My mom, Millie Goldschmitt, was just in town and she did her first art/craft show with me. How cool! It was Rag, Ribbon, Rainbow and it was last weekend. She sold her adorable children's clothing line and her aprons. A quick plug for my mom, her website for her aprons is www.flirttea.com. I'm writing this about how fun it was to be in a show with her, how I appreciate all I've learned from her, and where I've learned to truly appreciate where I come from.
I grew up in a very loud, fun, and messy house. Not messy/dirty, but messy with a sophisticated piling system. My husband makes fun of me, because I use a noun "pile" and changed it to a verb. Yes we had piles around the house. They were filed piles: piles of books (my dad), piles of toys (me and my sis), piles of bills, piles of homework, piles of pictures, piles of notes, piles of computer cables, etc. So you get where I'm going... Now when I go home to visit, the piles are still there. Now that my mom is retired from teaching and is pursuing sewing aprons and children's clothing, her new piles include: fabric, magazines, notes, sewing needles, thread, and buttons. I'm not being critical because, here's the kicker, my studio is SO similar! I have piles of beads, magazines, scrap metal, unfinished jewelry, mostly finished jewelry, finished jewelry, wire, and tools. Sometimes I feel so deflated because my house is pretty much the same as what I grew up with, the piling system in full effect.

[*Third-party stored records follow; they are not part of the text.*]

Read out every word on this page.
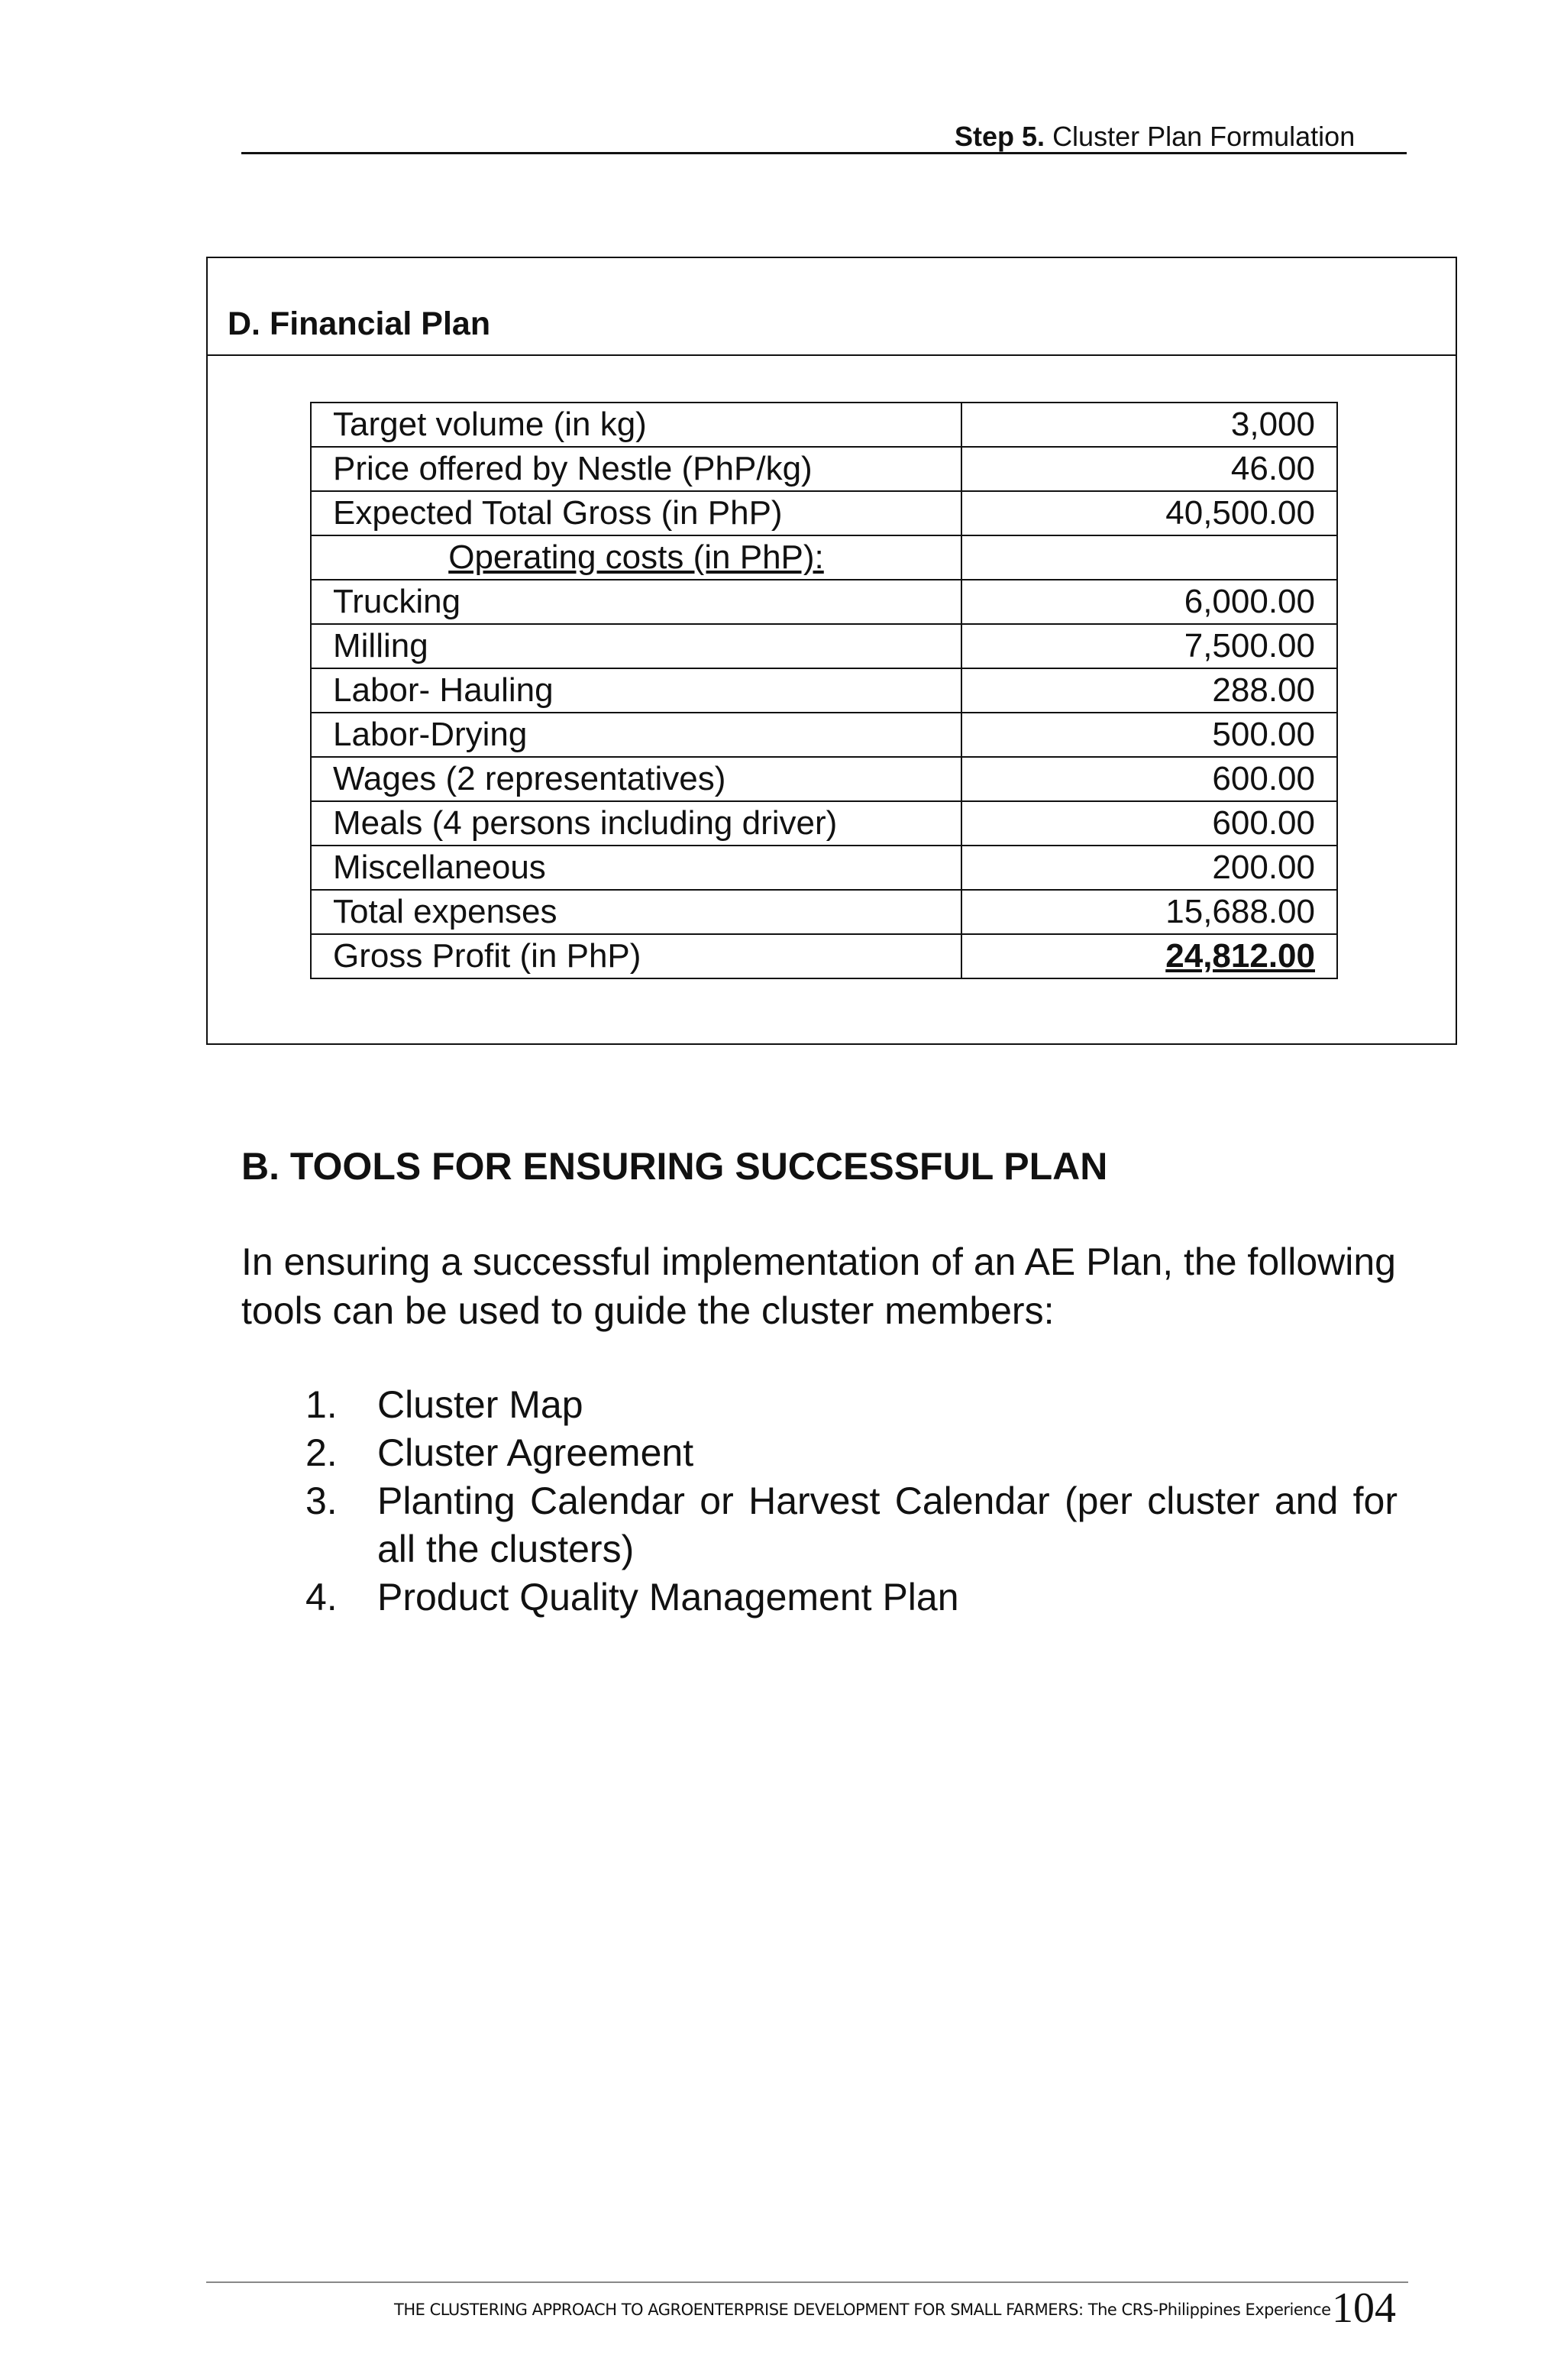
Step 5. Cluster Plan Formulation
D. Financial Plan
Target volume (in kg)	3,000
Price offered by Nestle (PhP/kg)	46.00
Expected Total Gross (in PhP)	40,500.00
Operating costs (in PhP):	
Trucking	6,000.00
Milling	7,500.00
Labor- Hauling	288.00
Labor-Drying	500.00
Wages (2 representatives)	600.00
Meals (4 persons including driver)	600.00
Miscellaneous	200.00
Total expenses	15,688.00
Gross Profit (in PhP)	24,812.00
B. TOOLS FOR ENSURING SUCCESSFUL PLAN
In ensuring a successful implementation of an AE Plan, the following tools can be used to guide the cluster members:
1. Cluster Map
2. Cluster Agreement
3. Planting Calendar or Harvest Calendar (per cluster and for all the clusters)
4. Product Quality Management Plan
THE CLUSTERING APPROACH TO AGROENTERPRISE DEVELOPMENT FOR SMALL FARMERS: The CRS-Philippines Experience 104
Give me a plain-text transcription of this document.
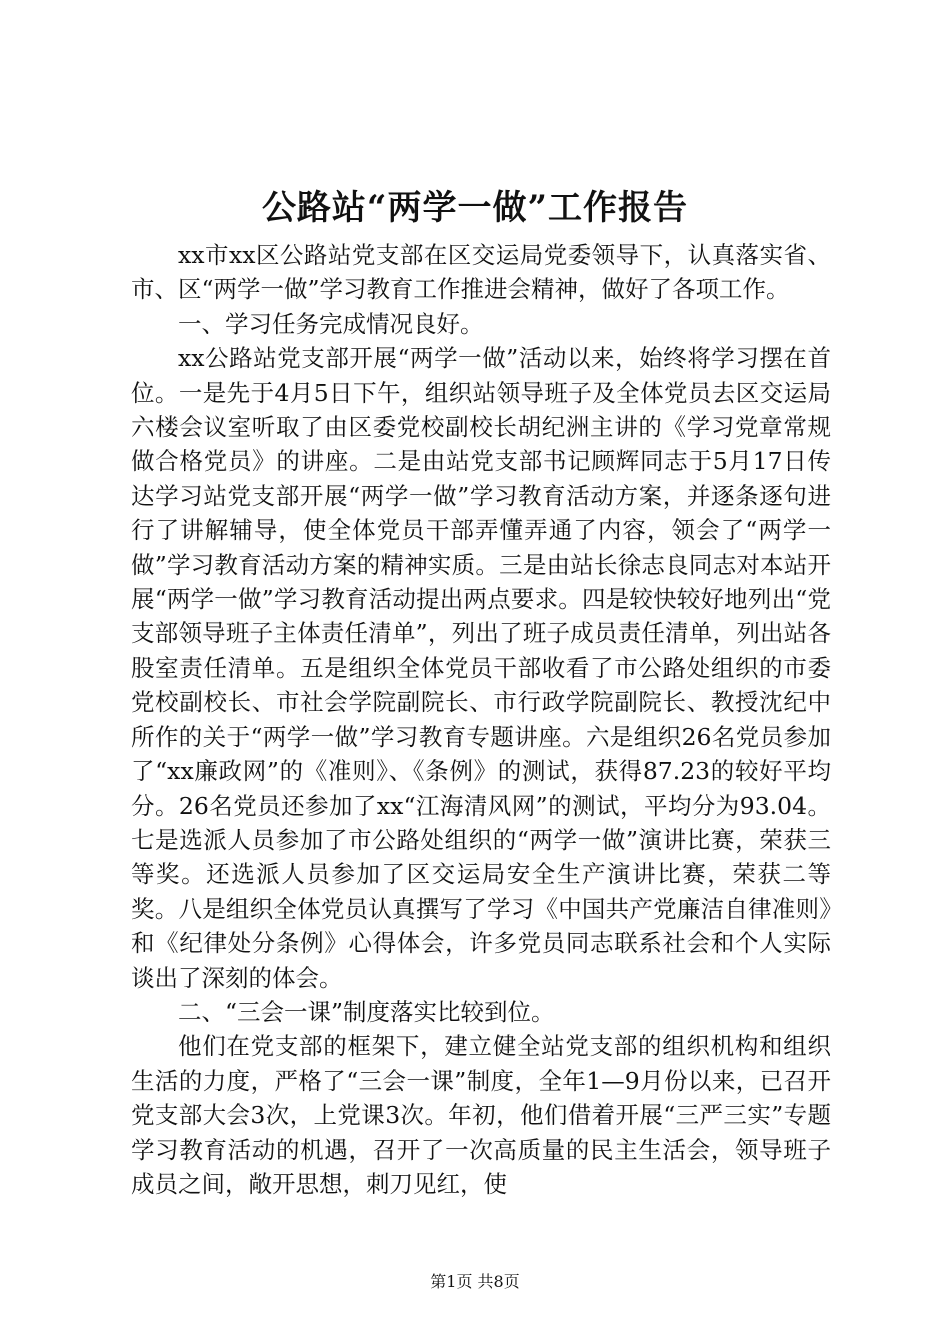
公路站“两学一做”工作报告

xx市xx区公路站党支部在区交运局党委领导下，认真落实省、市、区“两学一做”学习教育工作推进会精神，做好了各项工作。

一、学习任务完成情况良好。

xx公路站党支部开展“两学一做”活动以来，始终将学习摆在首位。一是先于4月5日下午，组织站领导班子及全体党员去区交运局六楼会议室听取了由区委党校副校长胡纪洲主讲的《学习党章常规做合格党员》的讲座。二是由站党支部书记顾辉同志于5月17日传达学习站党支部开展“两学一做”学习教育活动方案，并逐条逐句进行了讲解辅导，使全体党员干部弄懂弄通了内容，领会了“两学一做”学习教育活动方案的精神实质。三是由站长徐志良同志对本站开展“两学一做”学习教育活动提出两点要求。四是较快较好地列出“党支部领导班子主体责任清单”，列出了班子成员责任清单，列出站各股室责任清单。五是组织全体党员干部收看了市公路处组织的市委党校副校长、市社会学院副院长、市行政学院副院长、教授沈纪中所作的关于“两学一做”学习教育专题讲座。六是组织26名党员参加了“xx廉政网”的《准则》、《条例》的测试，获得87.23的较好平均分。26名党员还参加了xx“江海清风网”的测试，平均分为93.04。七是选派人员参加了市公路处组织的“两学一做”演讲比赛，荣获三等奖。还选派人员参加了区交运局安全生产演讲比赛，荣获二等奖。八是组织全体党员认真撰写了学习《中国共产党廉洁自律准则》和《纪律处分条例》心得体会，许多党员同志联系社会和个人实际谈出了深刻的体会。

二、“三会一课”制度落实比较到位。

他们在党支部的框架下，建立健全站党支部的组织机构和组织生活的力度，严格了“三会一课”制度，全年1—9月份以来，已召开党支部大会3次，上党课3次。年初，他们借着开展“三严三实”专题学习教育活动的机遇，召开了一次高质量的民主生活会，领导班子成员之间，敞开思想，刺刀见红，使

第1页 共8页
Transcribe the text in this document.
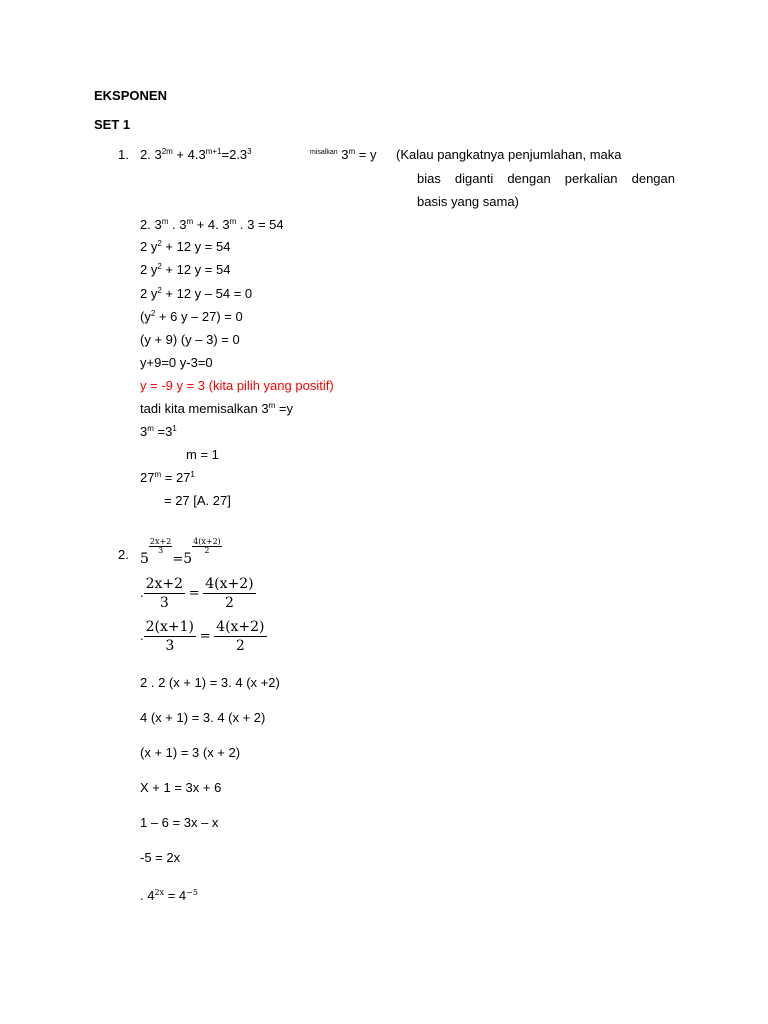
EKSPONEN
SET 1
1. 2. $3^{2m} + 4.3^{m+1}=2.3^3$	$^{misalkan}$ $3^m = y$ (Kalau pangkatnya penjumlahan, maka
bias diganti dengan perkalian dengan
basis yang sama)
2. 3$^m$ . $3^m + 4$. 3$^m$ . 3 = 54
2 $y^2 + 12$ y = 54
2 $y^2 + 12$ y = 54
2 $y^2 + 12$ y – 54 = 0
($y^2 + 6$ y – 27) = 0
(y + 9) (y – 3) = 0
y+9=0 y-3=0
y = -9 y = 3 (kita pilih yang positif)
tadi kita memisalkan $3^m =y$
$3^m =3^1$
m = 1
$27^m = 27^1$
= 27 [A. 27]
2. 5
$\frac{2x+2}{3}$
=5
$\frac{4(x+2)}{2}$
. $\frac{2x+2}{3} = \frac{4(x+2)}{2}$
. $\frac{2(x+1)}{3} = \frac{4(x+2)}{2}$
2 . 2 (x + 1) = 3. 4 (x +2)
4 (x + 1) = 3. 4 (x + 2)
(x + 1) = 3 (x + 2)
X + 1 = 3x + 6
1 – 6 = 3x – x
-5 = 2x
. $4^{2x} = 4^{-5}$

It's crazy how the apple really doesn't fall far from the tree. For a good part of my teens and twenties I tried so hard to find my identity and not be like my parents. I know, it sounds so critical, but I wanted to be so different and wound up so similar. Or should I say that I've always been so similar, I just didn't want to see it that way. We both create and we both have our creative spaces with our piling system.
I can't tell you how hard and stressful is is for me to get organized. Then once I do, I can't find anything and I make it a pile all over again. Almost instantly it's back into the piles I'm comfortable with.
So mom, if you ever read this, I want to thank you for the piling system you inadvertently taught me. I feel the most at ease and most creative with my piles.